For the cleanup job's main query:
CREATE INDEX idx_cleanup_expired
ON pastes (expires_at)
WHERE deletion_status = 'NOT_EXPIRED';
This index contains only NOT_EXPIRED rows, sorted by expires_at. At any given time, that's pastes which haven't expired yet — a large set initially, but the query filters to expires_at < now(), which is a small, time-bounded range at the front of the index.
For the watchdog query:
CREATE INDEX idx_watchdog_stuck
ON pastes (deletion_initiated_at)
WHERE deletion_status = 'DELETION_IN_PROGRESS';
This index contains only DELETION_IN_PROGRESS rows. At steady state that's a tiny fraction of 3.65B rows — maybe a few thousand at most. The entire index fits in a few pages. The watchdog's query hits it instantly.
Why not include deletion_status in the index body?¶
You might think to write:
CREATE INDEX idx_watchdog_stuck
ON pastes (deletion_status, deletion_initiated_at)
WHERE deletion_status = 'DELETION_IN_PROGRESS';
But the partial condition WHERE deletion_status = 'DELETION_IN_PROGRESS' already guarantees that every row in this index has deletion_status = 'DELETION_IN_PROGRESS'. Storing it again in the index body is redundant — it wastes space in the index and adds no query benefit.

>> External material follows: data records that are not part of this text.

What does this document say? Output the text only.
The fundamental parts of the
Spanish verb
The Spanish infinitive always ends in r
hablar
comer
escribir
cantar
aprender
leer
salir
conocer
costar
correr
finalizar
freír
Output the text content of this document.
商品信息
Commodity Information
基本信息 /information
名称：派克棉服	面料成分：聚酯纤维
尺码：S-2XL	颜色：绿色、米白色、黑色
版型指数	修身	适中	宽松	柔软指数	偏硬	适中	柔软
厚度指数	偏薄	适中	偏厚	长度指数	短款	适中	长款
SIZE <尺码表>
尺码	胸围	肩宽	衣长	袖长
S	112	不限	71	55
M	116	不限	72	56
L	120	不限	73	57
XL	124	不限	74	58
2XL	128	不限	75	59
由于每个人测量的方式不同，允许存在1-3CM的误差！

The single-column partial index is smaller, faster to maintain, and equally effective:
-- Redundant (status stored twice — once in partial condition, once in body)
ON pastes (deletion_status, deletion_initiated_at)

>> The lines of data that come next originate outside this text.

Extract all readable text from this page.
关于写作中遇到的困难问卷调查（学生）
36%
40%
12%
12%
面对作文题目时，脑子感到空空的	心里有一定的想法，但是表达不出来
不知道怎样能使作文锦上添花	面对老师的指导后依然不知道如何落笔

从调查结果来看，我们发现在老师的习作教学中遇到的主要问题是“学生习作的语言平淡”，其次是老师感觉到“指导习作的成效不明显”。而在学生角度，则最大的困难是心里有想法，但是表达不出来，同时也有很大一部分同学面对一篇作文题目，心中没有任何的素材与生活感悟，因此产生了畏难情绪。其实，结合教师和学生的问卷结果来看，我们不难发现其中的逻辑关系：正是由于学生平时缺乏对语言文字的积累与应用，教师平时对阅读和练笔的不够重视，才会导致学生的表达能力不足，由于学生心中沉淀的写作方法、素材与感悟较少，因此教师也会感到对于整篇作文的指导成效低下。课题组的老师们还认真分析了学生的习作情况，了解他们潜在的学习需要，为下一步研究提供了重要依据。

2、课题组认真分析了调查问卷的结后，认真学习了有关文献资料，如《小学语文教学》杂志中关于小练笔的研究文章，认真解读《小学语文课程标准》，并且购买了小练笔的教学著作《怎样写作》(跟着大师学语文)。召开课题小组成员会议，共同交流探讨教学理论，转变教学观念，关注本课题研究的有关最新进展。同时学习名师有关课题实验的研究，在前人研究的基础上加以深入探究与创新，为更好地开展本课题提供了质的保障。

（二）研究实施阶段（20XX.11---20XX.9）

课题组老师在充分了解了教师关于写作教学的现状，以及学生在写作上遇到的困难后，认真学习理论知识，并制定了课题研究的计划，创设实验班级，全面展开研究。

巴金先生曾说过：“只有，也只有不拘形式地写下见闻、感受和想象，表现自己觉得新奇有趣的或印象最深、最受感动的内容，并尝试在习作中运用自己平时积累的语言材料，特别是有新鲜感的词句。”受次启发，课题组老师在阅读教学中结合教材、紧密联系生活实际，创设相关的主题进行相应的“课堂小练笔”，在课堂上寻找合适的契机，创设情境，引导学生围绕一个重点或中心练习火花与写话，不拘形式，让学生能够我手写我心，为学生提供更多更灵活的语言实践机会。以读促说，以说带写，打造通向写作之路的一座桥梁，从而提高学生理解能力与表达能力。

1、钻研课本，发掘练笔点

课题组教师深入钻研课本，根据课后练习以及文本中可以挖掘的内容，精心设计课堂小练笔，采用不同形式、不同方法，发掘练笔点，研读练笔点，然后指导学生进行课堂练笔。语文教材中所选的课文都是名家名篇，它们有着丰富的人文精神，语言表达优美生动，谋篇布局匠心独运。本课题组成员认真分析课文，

WHERE deletion_status = 'DELETION_IN_PROGRESS'
-- Correct (status filters via partial condition, body only stores what's needed)
ON pastes (deletion_initiated_at)
WHERE deletion_status = 'DELETION_IN_PROGRESS'
Summary of indexes for the cleanup system¶
-- Cleanup job: find expired, unprocessed pastes efficiently
CREATE INDEX idx_cleanup_expired
ON pastes (expires_at)
WHERE deletion_status = 'NOT_EXPIRED';
-- Watchdog: find rows stuck in DELETION_IN_PROGRESS
CREATE INDEX idx_watchdog_stuck
ON pastes (deletion_initiated_at)
WHERE deletion_status = 'DELETION_IN_PROGRESS';
Two small, targeted indexes. Each serves exactly one query pattern. Neither wastes space on rows that are irrelevant to that query.
Interview framing
"Status columns have low cardinality — a full index on deletion_status is nearly useless because Postgres would still scan most of the table. Partial indexes solve this: the cleanup job gets an index on expires_at filtered to NOT_EXPIRED rows only, and the watchdog gets an index on deletion_initiated_at filtered to DELETION_IN_PROGRESS rows only. Each index is tiny because it only covers the small subset of rows that the query actually needs. Including deletion_status in the index body would be redundant — the partial condition already guarantees every row in the index matches that status."